(163h) Multi-Objective Optimization of CHP Systems for Housing Complexes | AIChE

(163h) Multi-Objective Optimization of CHP Systems for Housing Complexes

Authors 

Fuentes-Cortes, L. F. - Presenter, Instituto Tecnológico de Celaya
Ponce-Ortega, J. M., Universidad Michoacana de San Nicolás de Hidalgo
Serna-González, M., Universidad Michoacana de San Nicolás de Hidalgo

Energy demand in the residential sector of Mexico is defined by the requirements of electricity and hot water for domestic use (HWS). These requirements may be satisfied by a cogeneration system (CHP). However, the implementation of such systems presents a particular problem.

On one hand, due to the nature of the domestic user, the energy demand is not uniform throughout the day and the season of the year, presenting differences between electricity demand and hot water demand. On the other hand, the costs of investment in such systems can become elevated to the domestic consumer. In addition, although the CHP systems have good efficiency compared to conventional power generation schemes, due to the use of fossil fuels continue to generate greenhouse gases emissions (GHG).

The above mentioned problems can be solved by using optimization models in the design stage. In this paper, the design of a CHP system, which consists of a diesel internal combustion and thermal storage tank, is presented. The thermal storage tank is used to smooth the gaps between electricity demand and hot water demand. The system interacts with the network of the electric company through a scheme in which the surplus power is sold or bought to cover missing energy demands.
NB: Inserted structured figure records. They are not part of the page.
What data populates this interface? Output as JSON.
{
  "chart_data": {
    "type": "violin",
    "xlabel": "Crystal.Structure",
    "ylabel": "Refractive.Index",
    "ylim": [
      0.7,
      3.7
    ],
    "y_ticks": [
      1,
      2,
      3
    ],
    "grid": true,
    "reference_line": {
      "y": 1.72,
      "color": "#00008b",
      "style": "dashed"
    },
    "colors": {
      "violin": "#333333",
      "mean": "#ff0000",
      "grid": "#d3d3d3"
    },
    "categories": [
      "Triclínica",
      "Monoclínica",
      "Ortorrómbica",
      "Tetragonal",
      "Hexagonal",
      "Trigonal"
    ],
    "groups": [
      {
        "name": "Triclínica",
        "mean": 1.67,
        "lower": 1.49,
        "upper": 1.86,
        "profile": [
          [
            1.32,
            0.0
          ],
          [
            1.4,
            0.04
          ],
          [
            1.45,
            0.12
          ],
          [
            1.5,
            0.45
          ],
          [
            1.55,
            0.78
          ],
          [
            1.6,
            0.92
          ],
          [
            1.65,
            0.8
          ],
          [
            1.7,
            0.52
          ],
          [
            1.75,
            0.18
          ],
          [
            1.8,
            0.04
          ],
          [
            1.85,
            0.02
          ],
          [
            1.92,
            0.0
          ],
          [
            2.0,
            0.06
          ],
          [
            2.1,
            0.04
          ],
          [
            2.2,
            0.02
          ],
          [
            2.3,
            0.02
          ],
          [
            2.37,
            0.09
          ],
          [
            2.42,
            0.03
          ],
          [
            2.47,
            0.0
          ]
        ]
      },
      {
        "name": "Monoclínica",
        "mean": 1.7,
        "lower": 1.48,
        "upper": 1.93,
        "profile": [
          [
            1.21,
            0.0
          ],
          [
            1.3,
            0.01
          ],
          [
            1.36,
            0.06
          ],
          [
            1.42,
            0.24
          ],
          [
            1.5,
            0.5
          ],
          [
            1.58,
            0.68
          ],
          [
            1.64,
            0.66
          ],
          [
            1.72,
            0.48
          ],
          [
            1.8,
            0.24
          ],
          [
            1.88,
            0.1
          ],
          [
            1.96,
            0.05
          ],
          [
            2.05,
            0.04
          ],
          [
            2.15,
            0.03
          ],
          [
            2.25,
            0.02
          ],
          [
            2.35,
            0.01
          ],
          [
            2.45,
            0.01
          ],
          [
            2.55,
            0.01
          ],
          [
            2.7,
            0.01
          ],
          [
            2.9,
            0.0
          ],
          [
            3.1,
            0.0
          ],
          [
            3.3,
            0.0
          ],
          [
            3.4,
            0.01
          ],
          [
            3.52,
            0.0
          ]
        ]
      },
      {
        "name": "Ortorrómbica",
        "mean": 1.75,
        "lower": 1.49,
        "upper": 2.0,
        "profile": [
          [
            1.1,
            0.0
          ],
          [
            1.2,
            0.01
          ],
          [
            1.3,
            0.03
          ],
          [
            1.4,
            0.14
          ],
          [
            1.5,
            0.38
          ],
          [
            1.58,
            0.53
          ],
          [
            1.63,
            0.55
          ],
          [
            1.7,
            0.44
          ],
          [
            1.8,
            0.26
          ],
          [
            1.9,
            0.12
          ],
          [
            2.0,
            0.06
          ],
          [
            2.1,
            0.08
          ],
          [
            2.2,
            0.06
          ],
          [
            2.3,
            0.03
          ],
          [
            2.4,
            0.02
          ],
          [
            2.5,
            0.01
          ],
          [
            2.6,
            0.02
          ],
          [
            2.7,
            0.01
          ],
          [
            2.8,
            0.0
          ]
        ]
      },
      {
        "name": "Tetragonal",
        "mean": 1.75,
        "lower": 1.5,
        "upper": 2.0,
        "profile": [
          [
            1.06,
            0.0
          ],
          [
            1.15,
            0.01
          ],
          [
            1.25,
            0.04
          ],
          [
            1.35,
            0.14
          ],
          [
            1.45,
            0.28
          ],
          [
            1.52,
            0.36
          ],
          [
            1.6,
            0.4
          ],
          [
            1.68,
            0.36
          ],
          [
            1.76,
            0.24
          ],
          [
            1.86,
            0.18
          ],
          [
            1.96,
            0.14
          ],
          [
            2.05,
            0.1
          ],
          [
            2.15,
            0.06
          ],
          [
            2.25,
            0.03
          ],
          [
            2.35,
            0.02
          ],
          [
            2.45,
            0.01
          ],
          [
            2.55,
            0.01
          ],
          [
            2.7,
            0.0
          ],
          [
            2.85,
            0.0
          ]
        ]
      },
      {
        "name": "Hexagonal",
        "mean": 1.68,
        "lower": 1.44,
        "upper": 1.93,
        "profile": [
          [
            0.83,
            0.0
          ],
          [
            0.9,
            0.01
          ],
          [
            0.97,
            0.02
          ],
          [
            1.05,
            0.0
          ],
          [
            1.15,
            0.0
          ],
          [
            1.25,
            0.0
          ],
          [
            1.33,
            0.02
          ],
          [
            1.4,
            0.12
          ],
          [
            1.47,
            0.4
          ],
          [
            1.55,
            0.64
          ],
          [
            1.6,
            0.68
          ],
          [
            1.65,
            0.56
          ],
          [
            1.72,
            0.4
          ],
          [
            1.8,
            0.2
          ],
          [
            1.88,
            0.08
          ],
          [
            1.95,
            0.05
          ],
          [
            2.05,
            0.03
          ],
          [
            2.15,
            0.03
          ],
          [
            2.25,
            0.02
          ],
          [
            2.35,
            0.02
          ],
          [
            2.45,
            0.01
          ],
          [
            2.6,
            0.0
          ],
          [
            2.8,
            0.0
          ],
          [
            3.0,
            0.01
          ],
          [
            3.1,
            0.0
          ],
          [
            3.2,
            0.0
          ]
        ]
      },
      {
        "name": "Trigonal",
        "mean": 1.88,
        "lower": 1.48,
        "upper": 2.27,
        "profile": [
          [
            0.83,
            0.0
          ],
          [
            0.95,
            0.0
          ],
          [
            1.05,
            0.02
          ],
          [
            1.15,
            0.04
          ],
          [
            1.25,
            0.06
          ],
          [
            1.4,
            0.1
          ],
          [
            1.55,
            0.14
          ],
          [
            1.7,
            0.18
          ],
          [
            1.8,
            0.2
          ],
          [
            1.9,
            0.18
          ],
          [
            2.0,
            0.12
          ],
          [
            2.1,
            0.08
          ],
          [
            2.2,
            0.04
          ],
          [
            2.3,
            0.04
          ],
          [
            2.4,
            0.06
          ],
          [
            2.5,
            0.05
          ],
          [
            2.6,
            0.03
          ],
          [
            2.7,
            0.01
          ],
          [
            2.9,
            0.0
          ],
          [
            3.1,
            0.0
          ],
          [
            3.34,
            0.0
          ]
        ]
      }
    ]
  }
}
The optimization model uses as objective functions to maximize the net present value (NPV) of the CHP system and minimize the generation of GHG emissions. As independent variables the schedule scheme operating internal combustion engine and the volume of thermal storage tank used. The partial load of the internal combustion engine and the temperature inside the thermal storage tank is restricted. The model has been solved by NLP models and genetic algorithms. Additionally, in order to make a comparison over conventional generation, the rate of primary energy savings (IPES) and avoided GHG emissions are calculated. Furthermore, the relationship between the temperature of hot water supply, the operation scheme of the primary drive and the volume of the thermal storage tank are shown.

A case study from the state of Michoacan in Mexico was considered to prove the proposed approach, this case study consists of a residential l complex of 1,110 houses; and the results show that there economically and environmentally attractive solutions with the implementation of the proposed approach.